There was a significant decrease in HGV activity in 2009, with the amount of goods moved decreasing by 13% from the 2008 level to 132 billion tonne kilometres, the amount of goods lifted decreasing by 18% to 1,422 million tonnes and vehicle kilometres decreasing by 11% to 18.8 billion vehicle kilometres (11.7 billion vehicle miles). Articulated vehicles over 33 tonnes gross vehicle weight continue to account for the largest share of all goods moved with 73% of the market.

The DfT claims that over the last two years the decrease in the amount of goods moved by road has been proportionate with the decrease in output of the construction and manufacturing industries in the same period.

The number of UK registered goods vehicles travelling to mainland Europe fell by 9% between 2008 and 2009. In fact, the number of UK vehicles travelling has fallen by 38% since 1999 and, by contrast, the number of foreign vehicles has grown by 59% over the same period. This means that the UK's market share of goods vehicles travelling to and from Europe has fallen by 19% over ten years from 39% in 1999 to 20% in 2009.

At the end of 2009 there were 415,000 HGVs, over 3.5 tonnes GVW, registered in Great Britain, of which 7% were first registered in 2009. This is the lowest number first registered since 1992. Van traffic, at 41.4 billion vehicle miles, was also 2% down on 2008.

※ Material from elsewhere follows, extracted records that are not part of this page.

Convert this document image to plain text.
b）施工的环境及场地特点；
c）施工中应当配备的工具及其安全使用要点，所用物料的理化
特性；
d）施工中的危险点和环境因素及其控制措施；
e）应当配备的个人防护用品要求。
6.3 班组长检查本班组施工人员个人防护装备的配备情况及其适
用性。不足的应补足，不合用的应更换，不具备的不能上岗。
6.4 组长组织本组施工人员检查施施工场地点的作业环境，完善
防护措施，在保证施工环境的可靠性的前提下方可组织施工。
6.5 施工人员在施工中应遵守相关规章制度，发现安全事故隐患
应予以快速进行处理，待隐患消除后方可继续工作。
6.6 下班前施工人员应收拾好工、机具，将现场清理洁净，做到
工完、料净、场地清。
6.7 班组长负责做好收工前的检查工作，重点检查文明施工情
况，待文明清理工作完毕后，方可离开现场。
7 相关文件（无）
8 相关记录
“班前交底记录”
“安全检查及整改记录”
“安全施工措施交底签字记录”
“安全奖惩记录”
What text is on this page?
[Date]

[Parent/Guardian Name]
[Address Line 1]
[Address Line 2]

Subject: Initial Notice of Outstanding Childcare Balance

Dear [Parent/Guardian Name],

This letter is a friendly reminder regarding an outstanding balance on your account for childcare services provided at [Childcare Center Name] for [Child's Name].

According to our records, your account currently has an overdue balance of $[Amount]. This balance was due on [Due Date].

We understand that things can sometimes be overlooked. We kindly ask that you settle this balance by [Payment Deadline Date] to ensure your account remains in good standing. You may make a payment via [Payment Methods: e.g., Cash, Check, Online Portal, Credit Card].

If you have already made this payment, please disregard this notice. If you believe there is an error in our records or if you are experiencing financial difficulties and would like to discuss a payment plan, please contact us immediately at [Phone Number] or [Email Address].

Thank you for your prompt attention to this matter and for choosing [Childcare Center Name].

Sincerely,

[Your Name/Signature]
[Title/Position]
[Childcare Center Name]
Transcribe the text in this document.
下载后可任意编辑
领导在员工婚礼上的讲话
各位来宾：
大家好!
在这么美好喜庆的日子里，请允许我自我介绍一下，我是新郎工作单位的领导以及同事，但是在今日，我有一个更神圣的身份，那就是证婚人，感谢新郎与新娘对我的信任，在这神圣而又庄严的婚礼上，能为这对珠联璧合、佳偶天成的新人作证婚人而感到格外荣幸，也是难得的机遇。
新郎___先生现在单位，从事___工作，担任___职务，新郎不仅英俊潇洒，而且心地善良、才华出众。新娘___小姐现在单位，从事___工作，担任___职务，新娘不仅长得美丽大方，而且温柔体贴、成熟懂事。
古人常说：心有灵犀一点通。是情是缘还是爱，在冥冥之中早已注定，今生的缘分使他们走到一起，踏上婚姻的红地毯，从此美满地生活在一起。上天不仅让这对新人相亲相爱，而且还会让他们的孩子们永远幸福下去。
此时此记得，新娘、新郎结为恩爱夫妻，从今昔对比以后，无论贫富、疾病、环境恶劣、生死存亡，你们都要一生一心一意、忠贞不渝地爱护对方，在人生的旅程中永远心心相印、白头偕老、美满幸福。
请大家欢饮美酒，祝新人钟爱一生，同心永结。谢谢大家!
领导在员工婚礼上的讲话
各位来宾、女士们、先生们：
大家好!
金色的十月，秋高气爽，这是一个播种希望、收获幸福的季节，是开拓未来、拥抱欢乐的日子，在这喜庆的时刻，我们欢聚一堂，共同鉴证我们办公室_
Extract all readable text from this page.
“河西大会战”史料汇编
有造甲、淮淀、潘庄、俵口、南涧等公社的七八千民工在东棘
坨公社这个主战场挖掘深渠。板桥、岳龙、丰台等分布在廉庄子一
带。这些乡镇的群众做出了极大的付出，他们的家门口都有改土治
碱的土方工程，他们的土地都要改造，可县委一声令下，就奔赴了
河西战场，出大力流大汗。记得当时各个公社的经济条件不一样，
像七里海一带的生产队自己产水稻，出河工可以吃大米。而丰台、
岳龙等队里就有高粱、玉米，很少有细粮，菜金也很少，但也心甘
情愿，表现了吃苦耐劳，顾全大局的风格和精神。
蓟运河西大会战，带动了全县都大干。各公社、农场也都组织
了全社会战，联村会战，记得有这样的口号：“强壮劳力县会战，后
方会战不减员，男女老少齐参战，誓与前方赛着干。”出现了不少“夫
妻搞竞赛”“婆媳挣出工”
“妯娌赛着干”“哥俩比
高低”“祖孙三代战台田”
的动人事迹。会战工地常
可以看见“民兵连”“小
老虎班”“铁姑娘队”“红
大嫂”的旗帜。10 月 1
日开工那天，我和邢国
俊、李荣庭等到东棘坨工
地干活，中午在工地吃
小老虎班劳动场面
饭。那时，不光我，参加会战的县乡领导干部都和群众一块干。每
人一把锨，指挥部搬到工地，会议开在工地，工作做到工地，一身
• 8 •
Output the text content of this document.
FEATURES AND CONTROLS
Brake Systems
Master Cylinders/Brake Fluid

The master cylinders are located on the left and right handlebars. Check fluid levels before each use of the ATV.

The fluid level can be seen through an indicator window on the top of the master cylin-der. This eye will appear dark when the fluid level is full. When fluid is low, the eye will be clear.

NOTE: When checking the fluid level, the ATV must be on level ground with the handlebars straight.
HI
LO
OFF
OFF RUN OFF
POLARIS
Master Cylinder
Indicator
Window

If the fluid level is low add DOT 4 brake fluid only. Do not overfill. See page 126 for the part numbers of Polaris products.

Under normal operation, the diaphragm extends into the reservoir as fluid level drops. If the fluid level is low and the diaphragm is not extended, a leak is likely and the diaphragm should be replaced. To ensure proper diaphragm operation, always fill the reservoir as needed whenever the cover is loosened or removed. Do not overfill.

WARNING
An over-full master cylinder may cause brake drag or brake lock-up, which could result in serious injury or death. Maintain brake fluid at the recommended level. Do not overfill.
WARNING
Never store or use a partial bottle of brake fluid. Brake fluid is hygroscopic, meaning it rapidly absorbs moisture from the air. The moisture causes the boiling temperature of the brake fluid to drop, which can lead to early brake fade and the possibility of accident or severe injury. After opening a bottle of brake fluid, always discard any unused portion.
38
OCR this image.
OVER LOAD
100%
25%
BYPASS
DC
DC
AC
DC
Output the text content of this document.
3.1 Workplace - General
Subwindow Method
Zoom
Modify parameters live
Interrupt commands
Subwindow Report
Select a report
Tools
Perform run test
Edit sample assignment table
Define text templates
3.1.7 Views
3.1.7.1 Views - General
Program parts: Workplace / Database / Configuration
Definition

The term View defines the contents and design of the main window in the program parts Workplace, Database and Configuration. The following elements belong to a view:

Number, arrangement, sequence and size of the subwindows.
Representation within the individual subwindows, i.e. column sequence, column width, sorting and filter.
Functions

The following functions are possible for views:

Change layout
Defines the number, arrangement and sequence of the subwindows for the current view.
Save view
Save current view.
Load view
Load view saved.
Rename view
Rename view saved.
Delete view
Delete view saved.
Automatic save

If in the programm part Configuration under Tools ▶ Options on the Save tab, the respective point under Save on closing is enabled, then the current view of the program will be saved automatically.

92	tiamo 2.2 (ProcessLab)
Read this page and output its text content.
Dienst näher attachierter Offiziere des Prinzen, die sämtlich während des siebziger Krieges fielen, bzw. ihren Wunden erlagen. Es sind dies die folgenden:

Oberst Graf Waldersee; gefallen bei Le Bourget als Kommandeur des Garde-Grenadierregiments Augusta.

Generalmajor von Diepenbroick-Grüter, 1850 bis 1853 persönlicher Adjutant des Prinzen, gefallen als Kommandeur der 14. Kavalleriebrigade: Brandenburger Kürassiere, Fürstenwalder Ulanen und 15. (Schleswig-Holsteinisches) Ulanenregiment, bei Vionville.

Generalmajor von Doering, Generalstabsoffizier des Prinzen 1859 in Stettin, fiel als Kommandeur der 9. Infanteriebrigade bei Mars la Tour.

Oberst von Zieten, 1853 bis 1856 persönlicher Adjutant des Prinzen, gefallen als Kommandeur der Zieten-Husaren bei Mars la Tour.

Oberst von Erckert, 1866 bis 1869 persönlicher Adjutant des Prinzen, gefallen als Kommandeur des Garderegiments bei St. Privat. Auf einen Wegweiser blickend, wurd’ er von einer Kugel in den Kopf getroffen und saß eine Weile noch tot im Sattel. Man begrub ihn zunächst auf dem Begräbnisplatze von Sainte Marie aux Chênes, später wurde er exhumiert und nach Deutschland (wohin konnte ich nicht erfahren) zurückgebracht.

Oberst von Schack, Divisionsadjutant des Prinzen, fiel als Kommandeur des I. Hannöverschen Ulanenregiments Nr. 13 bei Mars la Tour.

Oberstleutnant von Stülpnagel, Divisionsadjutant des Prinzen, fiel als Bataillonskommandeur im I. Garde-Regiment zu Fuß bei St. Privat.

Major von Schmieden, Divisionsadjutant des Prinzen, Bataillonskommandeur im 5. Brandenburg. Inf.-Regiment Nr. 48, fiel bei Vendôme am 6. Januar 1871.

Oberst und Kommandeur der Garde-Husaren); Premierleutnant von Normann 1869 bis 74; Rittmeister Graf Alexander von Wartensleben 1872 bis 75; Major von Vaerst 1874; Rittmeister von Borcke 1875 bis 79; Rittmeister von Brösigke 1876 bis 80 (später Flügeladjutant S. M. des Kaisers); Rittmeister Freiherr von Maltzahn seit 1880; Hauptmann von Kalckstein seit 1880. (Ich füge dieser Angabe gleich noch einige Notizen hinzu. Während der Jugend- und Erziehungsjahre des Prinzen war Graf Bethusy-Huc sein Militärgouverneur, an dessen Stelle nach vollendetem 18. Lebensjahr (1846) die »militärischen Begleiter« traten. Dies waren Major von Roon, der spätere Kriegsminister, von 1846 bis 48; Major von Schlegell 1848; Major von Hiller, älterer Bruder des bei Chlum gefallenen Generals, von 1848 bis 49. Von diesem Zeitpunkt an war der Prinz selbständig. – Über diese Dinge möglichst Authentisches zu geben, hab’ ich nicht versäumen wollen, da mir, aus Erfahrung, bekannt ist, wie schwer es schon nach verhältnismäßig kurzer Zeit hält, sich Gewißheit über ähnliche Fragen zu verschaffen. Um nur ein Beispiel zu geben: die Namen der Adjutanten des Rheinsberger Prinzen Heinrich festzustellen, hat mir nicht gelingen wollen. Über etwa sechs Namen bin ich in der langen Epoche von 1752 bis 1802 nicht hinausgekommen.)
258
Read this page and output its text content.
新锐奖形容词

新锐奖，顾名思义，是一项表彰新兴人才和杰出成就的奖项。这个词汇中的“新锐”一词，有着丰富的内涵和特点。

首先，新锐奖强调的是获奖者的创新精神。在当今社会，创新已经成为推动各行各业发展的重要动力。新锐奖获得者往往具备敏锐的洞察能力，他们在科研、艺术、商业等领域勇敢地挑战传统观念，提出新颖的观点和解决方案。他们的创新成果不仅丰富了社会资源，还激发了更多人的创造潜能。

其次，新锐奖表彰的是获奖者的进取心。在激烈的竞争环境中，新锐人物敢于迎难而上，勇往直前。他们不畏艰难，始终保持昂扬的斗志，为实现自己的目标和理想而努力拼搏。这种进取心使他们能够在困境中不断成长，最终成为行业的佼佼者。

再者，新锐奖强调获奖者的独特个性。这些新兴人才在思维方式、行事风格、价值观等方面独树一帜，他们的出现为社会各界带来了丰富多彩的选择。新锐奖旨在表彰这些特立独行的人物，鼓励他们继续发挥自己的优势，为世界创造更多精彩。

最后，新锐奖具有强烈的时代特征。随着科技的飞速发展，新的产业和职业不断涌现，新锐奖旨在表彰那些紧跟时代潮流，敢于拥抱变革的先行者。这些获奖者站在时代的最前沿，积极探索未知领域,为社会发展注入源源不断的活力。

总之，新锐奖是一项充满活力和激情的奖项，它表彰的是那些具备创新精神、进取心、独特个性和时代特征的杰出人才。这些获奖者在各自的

A spokesman for Staveley truck insurance providers, said "There isn't a great deal of comfort for the British road haulier anywhere in this report. However, it doesn't come as a total surprise as just about every road haulage operator in the country has to a greater or lesser extent felt the downturn effects of the recession. Everyone is now looking forward to 2011 and hoping for a substantial improvement in the market. Our biggest concern is the manner in which our cross-channel trade is being eroded. To lose 19% of the market to foreign competition over a ten year period is alarming. Perhaps the Government may now like to compare the levels of diesel prices, road taxes and other petty DfT levies applied in this country to those paid by our continental competition, and realise how the British road haulage operator is being slowly strangled to death."